In the many-core (100+) era, if some prophecies are true, the automatic CPU-managed L-N caches will be universally replaced by explicit hierarchical stores. This model of explicit store control can be seen today with the Cell processor, and the CTM / CUDA programming interfaces (*). It's not for the faint of heart.
In particular, you should know that none of your favorite languages were designed with this execution model in mind, so the only way to program such these machines effectively is to talk to the hardware in its own control language (in assembly, or some flavor of C with annotations like CUDA). In comparison, for C/C++, the compiler would have to inject DMA instructions at every pointer dereference, it would suck monumentally.
Now pause for a moment to consider how badly these explicit programmer-controlled local stores violate universally-good things like encapsulation… they require you to know the low-level layout of every data structure you’ll ever touch (a pre-requisite for you to load them into the store). Do you know how std::string is laid out? Do you want to?
Friendly Neighborhood Ninjas
In this hypothetical future, Code Ninjas (people who choose to write assembly) will be the ones to write all inner loops and dictating all key data structures, because they’ll be the only ones capable of getting decent speed out of the hardware. That is, either Ninjas will write all these loops, or regular people using Ninja code generator software. Here I’m referring to software like self-tuning BLAS implementations.
But aren’t compilers just big Ninja code generators too? Maybe, but automatic parallelization research has mostly lead nowhere. Well it did show that it’s virtually impossible.
Compilers = Ninja Kryptonite
Looking back, Ninjas used to write all the loops long ago.

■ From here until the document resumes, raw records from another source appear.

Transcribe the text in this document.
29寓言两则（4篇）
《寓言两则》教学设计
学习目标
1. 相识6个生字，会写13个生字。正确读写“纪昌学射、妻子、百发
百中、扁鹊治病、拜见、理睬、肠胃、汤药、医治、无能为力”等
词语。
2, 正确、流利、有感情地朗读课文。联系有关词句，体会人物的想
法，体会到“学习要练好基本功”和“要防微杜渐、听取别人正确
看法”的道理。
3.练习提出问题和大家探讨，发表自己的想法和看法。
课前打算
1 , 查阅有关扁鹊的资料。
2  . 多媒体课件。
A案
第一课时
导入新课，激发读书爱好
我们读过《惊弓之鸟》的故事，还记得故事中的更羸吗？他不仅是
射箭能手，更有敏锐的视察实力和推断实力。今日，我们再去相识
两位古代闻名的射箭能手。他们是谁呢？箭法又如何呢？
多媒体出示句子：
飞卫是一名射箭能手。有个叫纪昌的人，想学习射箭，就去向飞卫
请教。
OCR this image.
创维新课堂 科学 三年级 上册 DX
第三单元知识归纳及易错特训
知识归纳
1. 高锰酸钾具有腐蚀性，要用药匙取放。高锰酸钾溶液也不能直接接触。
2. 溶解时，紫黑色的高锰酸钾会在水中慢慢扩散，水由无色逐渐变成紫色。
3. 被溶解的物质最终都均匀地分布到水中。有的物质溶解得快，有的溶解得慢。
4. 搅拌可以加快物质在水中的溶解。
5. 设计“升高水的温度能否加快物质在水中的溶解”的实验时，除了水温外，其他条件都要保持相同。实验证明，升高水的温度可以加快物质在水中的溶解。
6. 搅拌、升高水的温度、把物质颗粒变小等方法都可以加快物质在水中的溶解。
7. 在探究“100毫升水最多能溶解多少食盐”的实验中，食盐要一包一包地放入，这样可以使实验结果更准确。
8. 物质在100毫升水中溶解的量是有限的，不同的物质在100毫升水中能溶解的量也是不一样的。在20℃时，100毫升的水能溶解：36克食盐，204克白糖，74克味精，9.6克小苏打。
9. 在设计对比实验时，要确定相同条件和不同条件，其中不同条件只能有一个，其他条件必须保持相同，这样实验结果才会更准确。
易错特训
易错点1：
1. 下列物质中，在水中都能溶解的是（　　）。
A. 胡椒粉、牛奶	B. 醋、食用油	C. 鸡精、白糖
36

Before the optimizing compiler all high-performance programmers were Ninjas. Optimizing compilers and automatic caches changed this by allowing just about anyone to write inner loops and expect reasonable efficiency in return.
Hence a democratization of software development was the result of the “free lunch” era. Beyond this, we also got the chance to write nicer-looking, “cleaner” code. Ninja code is almost always easily distinguishable by its cryptic – i.e. un-maintainable – nature.
For the past 2 decades Ninjas were relegated to writing rare isolated functions (e.g. memcpy, strcmp) or peripheral libraries (e.g. BLAS, zlib, jpeg, GIL) that each perform very narrow tasks. General applications are built out of these libraries, but each application defines the domain in which they are put to use (particularly “standard” libraries).
The Ninjas Strike Back
In some cases these libraries are the inner loops of the program (when large structures are passed to them), but the granularity at which they are applied in general is too fine for the TLP requirements of the future. The cost of a TLP version of memset would be greater than the benefit, on average. Here’s the pickle then: rich domain knowledge is required to write the next layer in the application (the one calling the libraries) in a TLP-friendly manner.
From a development perspective then, this calls for an entire new layer of libraries: separate domain-specific Ninja frameworks for all domains. Whatever it is you’re doing today, in the future you will need a Ninja to write a library or code generator that will sit between your code and your libraries.
Look to libraries that cater to narrow domain spaces for examples of what these will look like: Direct3D, ODBC. There are some world-class Ninjas working on these libraries. But are the Ninjas working on your problem today? Are all problem domains receiving their fare share of Ninja attention?
Do you feel the need to hire/train Ninjas into your organization?
Alas, VC++ doesn’t have an inline assembler anymore. Think how much harder it will be for the world to produce new Ninjas now. Long ago I started on my own nun-chuck skills with the VC++ inline assembler, because to do the same in MASM was just needlessly painful in the beginning - still today I far prefer inline assembly for convenience.
(*) : I think CUDA rocks. I think you would be hard pressed to match the performance of an algorithm's CUDA implementation with a multi-core implementation. This said, it's totally a Code Ninja platform today - we need to work on this a bit more to democratize it.